Pourtant le modèle d’intégration «à la française» fonctionne encore : 31% des Français ont au moins un parent ou un grand parent étranger mais seuls 5% ont leurs quatre grands-parents étrangers

Pourtant il y aurait en 2023 1 683 915 Français vivant à l’étranger inscrits au registre des Français établis à l’étranger (les plus nombreux en Suisse) l’inscription n’étant pas obligatoire, le chiffre de 2,5 millions semble plus probable… et nous n’avons pas une dictature, la guerre, la famine…

Pourtant nous avons besoin de main-d’œuvre étrangère et leur donner des droits serait la moindre des choses. Déjà en région parisienne un travailleur sur 4 est un immigré, en France 1 sur 10. Que ferions-nous sans eux ?

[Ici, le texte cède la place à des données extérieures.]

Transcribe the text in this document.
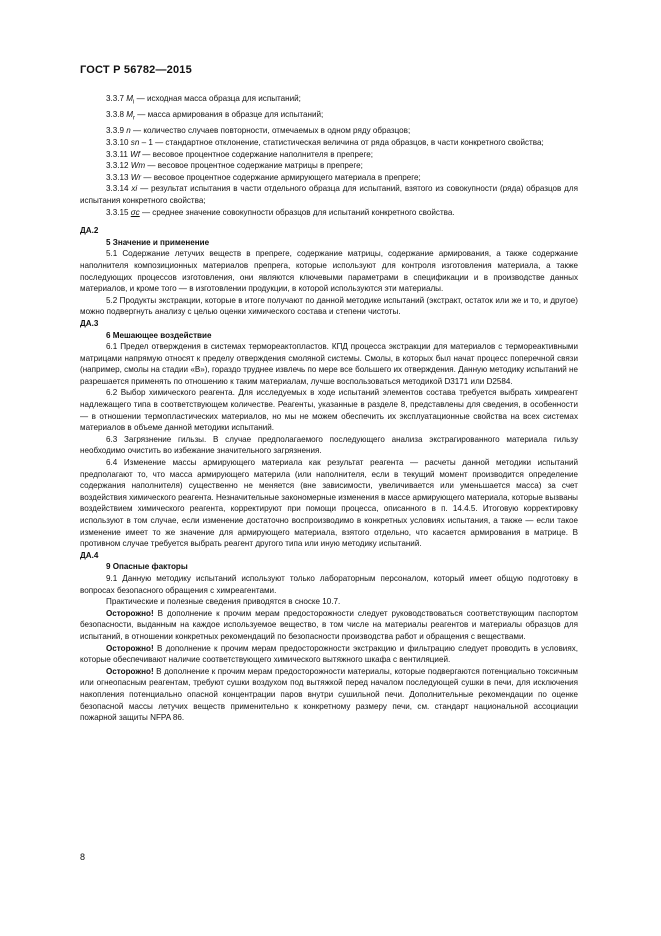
ГОСТ Р 56782—2015

3.3.7 $M_i$ — исходная масса образца для испытаний;

3.3.8 $M_r$ — масса армирования в образце для испытаний;

3.3.9 n — количество случаев повторности, отмечаемых в одном ряду образцов;

3.3.10 sn – 1 — стандартное отклонение, статистическая величина от ряда образцов, в части конкретного свойства;

3.3.11 Wf — весовое процентное содержание наполнителя в препреге;

3.3.12 Wm — весовое процентное содержание матрицы в препреге;

3.3.13 Wr — весовое процентное содержание армирующего материала в препреге;

3.3.14 xi — результат испытания в части отдельного образца для испытаний, взятого из совокупности (ряда) образцов для испытания конкретного свойства;

3.3.15 σc — среднее значение совокупности образцов для испытаний конкретного свойства.

ДА.2

5 Значение и применение

5.1 Содержание летучих веществ в препреге, содержание матрицы, содержание армирования, а также содержание наполнителя композиционных материалов препрега, которые используют для контроля изготовления материала, а также последующих процессов изготовления, они являются ключевыми параметрами в спецификации и в производстве данных материалов, и кроме того — в изготовлении продукции, в которой используются эти материалы.

5.2 Продукты экстракции, которые в итоге получают по данной методике испытаний (экстракт, остаток или же и то, и другое) можно подвергнуть анализу с целью оценки химического состава и степени чистоты.

ДА.3

6 Мешающее воздействие

6.1 Предел отверждения в системах термореактопластов. КПД процесса экстракции для материалов с термореактивными матрицами напрямую относят к пределу отверждения смоляной системы. Смолы, в которых был начат процесс поперечной связи (например, смолы на стадии «В»), гораздо труднее извлечь по мере все большего их отверждения. Данную методику испытаний не разрешается применять по отношению к таким материалам, лучше воспользоваться методикой D3171 или D2584.

6.2 Выбор химического реагента. Для исследуемых в ходе испытаний элементов состава требуется выбрать химреагент надлежащего типа в соответствующем количестве. Реагенты, указанные в разделе 8, представлены для сведения, в особенности — в отношении термопластических материалов, но мы не можем обеспечить их эксплуатационные свойства на всех системах материалов в объеме данной методики испытаний.

6.3 Загрязнение гильзы. В случае предполагаемого последующего анализа экстрагированного материала гильзу необходимо очистить во избежание значительного загрязнения.

6.4 Изменение массы армирующего материала как результат реагента — расчеты данной методики испытаний предполагают то, что масса армирующего материла (или наполнителя, если в текущий момент производится определение содержания наполнителя) существенно не меняется (вне зависимости, увеличивается или уменьшается масса) за счет воздействия химического реагента. Незначительные закономерные изменения в массе армирующего материала, которые вызваны воздействием химического реагента, корректируют при помощи процесса, описанного в п. 14.4.5. Итоговую корректировку используют в том случае, если изменение достаточно воспроизводимо в конкретных условиях испытания, а также — если такое изменение имеет то же значение для армирующего материала, взятого отдельно, что касается армирования в матрице. В противном случае требуется выбрать реагент другого типа или иную методику испытаний.

ДА.4

9 Опасные факторы

9.1 Данную методику испытаний используют только лабораторным персоналом, который имеет общую подготовку в вопросах безопасного обращения с химреагентами.

Практические и полезные сведения приводятся в сноске 10.7.

Осторожно! В дополнение к прочим мерам предосторожности следует руководствоваться соответствующим паспортом безопасности, выданным на каждое используемое вещество, в том числе на материалы реагентов и материалы образцов для испытаний, в отношении конкретных рекомендаций по безопасности производства работ и обращения с веществами.

Осторожно! В дополнение к прочим мерам предосторожности экстракцию и фильтрацию следует проводить в условиях, которые обеспечивают наличие соответствующего химического вытяжного шкафа с вентиляцией.

Осторожно! В дополнение к прочим мерам предосторожности материалы, которые подвергаются потенциально токсичным или огнеопасным реагентам, требуют сушки воздухом под вытяжкой перед началом последующей сушки в печи, для исключения накопления потенциально опасной концентрации паров внутри сушильной печи. Дополнительные рекомендации по оценке безопасной массы летучих веществ применительно к конкретному размеру печи, см. стандарт национальной ассоциации пожарной защиты NFPA 86.

8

Enfin si les personnes pouvaient circuler sans risques, elles ne seraient pas obligées de rester en France sans oser partir tenter leur chance ailleurs par peur de ne pouvoir revenir…

  • A Mayotte

– Un pas vient d’être franchi non seulement dans les faits (préparation pendant des semaines et même des mois d’ une opération de destruction de bidonvilles, chasse aux sans papiers et aux délinquants, expulsions…) mais aussi dans les discours. Le 24/04, le vice président du conseil départemental déclare sur la chaîne publique «Mayotte la 1°» à l’occasion de l’opération «wambushu» : «des gamins qu’on voit de loin… des délinquants, ces voyous, ces terroristes, à un moment donné il faut peut-être en tuer et je pèse mes mots» (ah bon !) Repris par la présentatrice il enfonce le clou «s’il y en a pas un qui est tué, il y en aura toujours d’autres qui vont tenter à (sic) tuer des policiers».

– Notons que là-bas, 84% de la population vit sous le seuil de pauvreté (5 fois plus qu’en métropole) et que seulement 32% des personnes de 15 ans et plus, sorties du système scolaire, possèdent un diplôme qualifiant (72% en métropole) selon «le Monde».

«C’est une situation aberrante et, là aussi, on veut régler la situation de misère sociale par la répression et en désignant les étrangers en boucs émissaires» déclare pour sa part MC Vergiat vice présidente de la LDH.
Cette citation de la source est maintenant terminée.